At Paul’s Kitchen in downtown Los Angeles, manager Charlie Ng has reduced the storied diner’s hours to save on labor costs. They’re closed on Tuesdays now, and no longer open for dinner hours. They’re staying afloat thanks to some pandemic-related government aid, but Ng’s not sure what to do after that runs out.

Ng raised prices when ingredients got expensive, but he tries to keep the increases under a dollar. Customers have been understanding, Ng said.

“The customers don’t complain about the price right now,” Ng said. “Even they see how expensive everything is becoming,”

Reich, the economist, said the immediate effects of the wage hike will not be extreme because many entry level jobs already pay more than minimum wage.

But a lot of small businesses, especially those located in high-rent urban areas, can’t afford to absorb any new costs. If we want small, non-chain businesses to be a part of Los Angeles’s future, we have to level the playing field. Individual business owners will continue to lose ground to highly-capitalized real estate interests unless we construct an economy where operating a small business is truly viable. In Berkeley, for example, small businesses have access to a special loan fund and enjoy a simplified permitting process.

A high minimum wage can be a part of that future. More money in the hands of fast-food workers means more spending power in communities and neighborhoods that need it, and more income for local businesses.
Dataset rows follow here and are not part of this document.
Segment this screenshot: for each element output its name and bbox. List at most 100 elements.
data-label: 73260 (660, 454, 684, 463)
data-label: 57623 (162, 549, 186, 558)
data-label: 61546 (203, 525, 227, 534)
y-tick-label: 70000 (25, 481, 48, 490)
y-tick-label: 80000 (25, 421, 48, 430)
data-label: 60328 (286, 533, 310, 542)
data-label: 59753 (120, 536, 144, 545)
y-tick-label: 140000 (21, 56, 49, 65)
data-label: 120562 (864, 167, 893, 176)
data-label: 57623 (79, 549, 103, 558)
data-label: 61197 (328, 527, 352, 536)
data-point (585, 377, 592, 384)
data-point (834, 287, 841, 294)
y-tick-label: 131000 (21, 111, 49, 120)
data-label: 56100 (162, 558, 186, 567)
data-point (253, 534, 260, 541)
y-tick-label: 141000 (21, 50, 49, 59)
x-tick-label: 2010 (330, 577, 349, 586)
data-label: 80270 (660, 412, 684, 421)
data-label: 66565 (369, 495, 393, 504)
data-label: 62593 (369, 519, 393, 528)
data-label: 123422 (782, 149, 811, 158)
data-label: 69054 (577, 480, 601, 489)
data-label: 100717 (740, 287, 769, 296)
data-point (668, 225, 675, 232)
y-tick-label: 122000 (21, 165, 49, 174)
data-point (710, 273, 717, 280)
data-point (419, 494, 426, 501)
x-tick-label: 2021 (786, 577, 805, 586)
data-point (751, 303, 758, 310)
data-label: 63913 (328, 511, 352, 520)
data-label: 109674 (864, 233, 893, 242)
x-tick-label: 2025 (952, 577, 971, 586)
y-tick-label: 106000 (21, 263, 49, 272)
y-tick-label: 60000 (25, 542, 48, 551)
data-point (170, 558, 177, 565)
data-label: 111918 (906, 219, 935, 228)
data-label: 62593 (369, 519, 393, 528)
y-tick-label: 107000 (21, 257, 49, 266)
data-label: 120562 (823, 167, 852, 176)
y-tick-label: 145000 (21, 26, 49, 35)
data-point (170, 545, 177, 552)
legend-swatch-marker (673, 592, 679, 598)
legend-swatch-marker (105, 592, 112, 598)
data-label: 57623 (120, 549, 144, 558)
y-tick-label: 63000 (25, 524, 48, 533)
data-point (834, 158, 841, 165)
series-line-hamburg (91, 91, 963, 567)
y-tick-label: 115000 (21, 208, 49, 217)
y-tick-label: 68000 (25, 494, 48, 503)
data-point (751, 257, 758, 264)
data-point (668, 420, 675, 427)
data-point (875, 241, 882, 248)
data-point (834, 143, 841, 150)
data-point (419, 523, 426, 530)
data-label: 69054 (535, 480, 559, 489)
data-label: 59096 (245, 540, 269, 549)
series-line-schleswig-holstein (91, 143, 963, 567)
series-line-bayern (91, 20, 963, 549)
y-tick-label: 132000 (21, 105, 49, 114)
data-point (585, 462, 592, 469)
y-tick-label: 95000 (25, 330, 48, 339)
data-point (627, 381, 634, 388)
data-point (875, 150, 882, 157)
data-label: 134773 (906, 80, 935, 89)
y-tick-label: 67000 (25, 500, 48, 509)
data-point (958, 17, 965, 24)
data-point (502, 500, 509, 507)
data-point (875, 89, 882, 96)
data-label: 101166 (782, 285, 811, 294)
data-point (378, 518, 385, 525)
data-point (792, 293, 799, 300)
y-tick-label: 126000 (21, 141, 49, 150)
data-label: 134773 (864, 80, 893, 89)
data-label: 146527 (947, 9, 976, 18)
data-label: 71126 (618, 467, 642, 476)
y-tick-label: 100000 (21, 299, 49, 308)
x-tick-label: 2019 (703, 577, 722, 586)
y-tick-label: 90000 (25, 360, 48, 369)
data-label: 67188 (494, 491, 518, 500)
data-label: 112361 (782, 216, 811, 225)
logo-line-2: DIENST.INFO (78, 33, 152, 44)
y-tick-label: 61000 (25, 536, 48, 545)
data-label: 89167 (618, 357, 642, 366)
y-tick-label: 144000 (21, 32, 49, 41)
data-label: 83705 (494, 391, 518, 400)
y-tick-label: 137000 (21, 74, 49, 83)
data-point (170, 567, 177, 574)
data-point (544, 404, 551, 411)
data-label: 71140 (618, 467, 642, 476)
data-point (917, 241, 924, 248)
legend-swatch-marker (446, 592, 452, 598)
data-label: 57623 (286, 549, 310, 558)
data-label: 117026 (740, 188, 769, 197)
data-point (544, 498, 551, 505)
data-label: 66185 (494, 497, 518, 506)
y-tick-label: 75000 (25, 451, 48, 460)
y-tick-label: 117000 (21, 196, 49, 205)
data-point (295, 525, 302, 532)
But someone always has to pay the price for California’s progressive politics, and too often it is minorities, immigrants and wage workers that get the bill.

Meanwhile, Foronda is trying to keep his goals modest. He began the year hoping to make it to February, the restaurant’s 5-year anniversary. His new short-term goal is October, Filipino American History Month. If the business has to end then, at least he’ll be able to go out with a bang.

“Five years was always the point in which I was going to step back and take a look at how this fits in my life, how my health is, how my mom’s health is,” Foronda said. “So now we’re here.”